Second, the two one time payments — $8,000.00 for a new car and $3,651.00 for attorneys fees and legal expenses — are a “decree ... for a sum of money.” Fifteen percent of the combined total of these, or $1,747.65, should also be allowed as statutory damages.
Third, so much of the decree as awards Carol D. Lowieki possession of the home is a “decree ... for the possession of real ... property”. Accordingly, Carol D. Lowieki is awarded damages in the amount of 15% of the fair market value of Edward M. Lowicki’s interest in the home as of February 2, 1983.
B.
The more difficult question is whether or not statutory damages should be awarded with respect to the $3,000.00 per month permanent alimony awarded and the child support of $500.00 per month per child. On the principles explained above, we hold that alimony and child support awards, contemplating as they customarily do periodic payments over a substantial period of time in the future, are not to be augmented or increased by the 15% statutory damage rule found in § 11-3-23. Accordingly, we decline to award damages on the permanent alimony granted Carol D. Lowieki or on the child support.

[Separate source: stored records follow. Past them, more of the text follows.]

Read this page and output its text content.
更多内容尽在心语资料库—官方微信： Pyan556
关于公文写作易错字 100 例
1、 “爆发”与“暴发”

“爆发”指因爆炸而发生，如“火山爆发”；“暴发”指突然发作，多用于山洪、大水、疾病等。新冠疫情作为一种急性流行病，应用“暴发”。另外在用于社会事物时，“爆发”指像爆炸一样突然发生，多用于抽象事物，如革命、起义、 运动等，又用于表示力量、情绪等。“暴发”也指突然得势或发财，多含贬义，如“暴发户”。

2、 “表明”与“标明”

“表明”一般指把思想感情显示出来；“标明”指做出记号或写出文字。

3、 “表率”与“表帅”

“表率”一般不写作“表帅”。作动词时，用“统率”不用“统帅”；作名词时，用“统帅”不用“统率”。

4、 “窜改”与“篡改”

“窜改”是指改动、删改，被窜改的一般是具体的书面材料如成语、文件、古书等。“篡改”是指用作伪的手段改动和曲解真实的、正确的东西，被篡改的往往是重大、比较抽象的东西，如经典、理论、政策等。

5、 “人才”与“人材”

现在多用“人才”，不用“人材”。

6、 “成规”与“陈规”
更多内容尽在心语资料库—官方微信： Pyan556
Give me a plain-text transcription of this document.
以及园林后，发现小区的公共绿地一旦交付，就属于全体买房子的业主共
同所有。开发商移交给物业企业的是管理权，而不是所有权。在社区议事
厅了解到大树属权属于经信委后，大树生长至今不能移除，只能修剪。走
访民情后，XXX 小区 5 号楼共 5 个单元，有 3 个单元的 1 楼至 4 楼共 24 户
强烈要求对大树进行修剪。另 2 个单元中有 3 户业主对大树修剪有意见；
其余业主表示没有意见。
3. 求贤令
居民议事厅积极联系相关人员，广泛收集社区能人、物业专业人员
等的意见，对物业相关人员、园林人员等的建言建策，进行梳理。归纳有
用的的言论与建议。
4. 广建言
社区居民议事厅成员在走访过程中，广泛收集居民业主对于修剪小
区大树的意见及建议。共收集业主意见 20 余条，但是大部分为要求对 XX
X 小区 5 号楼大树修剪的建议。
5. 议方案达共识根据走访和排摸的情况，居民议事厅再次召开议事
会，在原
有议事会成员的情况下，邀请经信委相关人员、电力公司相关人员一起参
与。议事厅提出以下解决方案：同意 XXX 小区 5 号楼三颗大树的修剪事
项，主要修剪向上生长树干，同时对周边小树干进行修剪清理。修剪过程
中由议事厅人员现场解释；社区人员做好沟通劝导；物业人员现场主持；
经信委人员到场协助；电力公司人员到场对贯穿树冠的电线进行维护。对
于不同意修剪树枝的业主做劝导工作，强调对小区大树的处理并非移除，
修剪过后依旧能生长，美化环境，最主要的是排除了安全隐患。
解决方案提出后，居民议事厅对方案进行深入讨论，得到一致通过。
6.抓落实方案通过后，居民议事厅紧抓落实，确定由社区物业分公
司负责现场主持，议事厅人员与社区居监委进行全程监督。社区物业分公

Lowieki at 920. (footnotes omitted)(emphasis added).
¶ 8. Pursuant to Lowieki, the chancery court’s denial of Donald’s motion to modify was not a money judgment; and therefore, statutory damages should not be assessed against that portion of the judgment. However, the $9,000 in attorney’s fees awarded to Sara in the present case constitutes a money judgment for the purposes of Miss.Code Ann. § 11-3-23 (1991). “The award of statutory damages in cases within its scope is ‘mandatory not discretionary.’ Chrismond v. Chrismond, 213 Miss. 189, 193, 56 So.2d 482 (1952); Hart v. Catoe, 393 So.2d 1346, 1347 (Miss.1981). If the case fits the statute and if the successful appellee so requests, the statutory damages must be awarded.” Low-icki, 429 So.2d at 919. We therefore award Sara statutory damages to be assessed against the $9,000 award of attorney’s fees.
III. CONCLUSION
¶ 9. With the exception of the $9,000 attorney’s fees award, the decision of the chancery court does not constitute a money judgment for the purposes of Miss.Code Ann. § 11-3-23 (1991). 5 Therefore, statutory damages should not be assessed against the portion of the judgment denying Donald’s motion to modify, and we affirm that part of judgment of the Court of Appeals. However, the $9,000 attorney’s fee award does constitute a money judgment. This Court therefore reverses that part of the judgment of the Court of Appeals and awards Sara statutory damages to be assessed against the $9,000 award of attorney’s fees.
¶ 10. AFFIRMED IN PART AND REVERSED IN PART.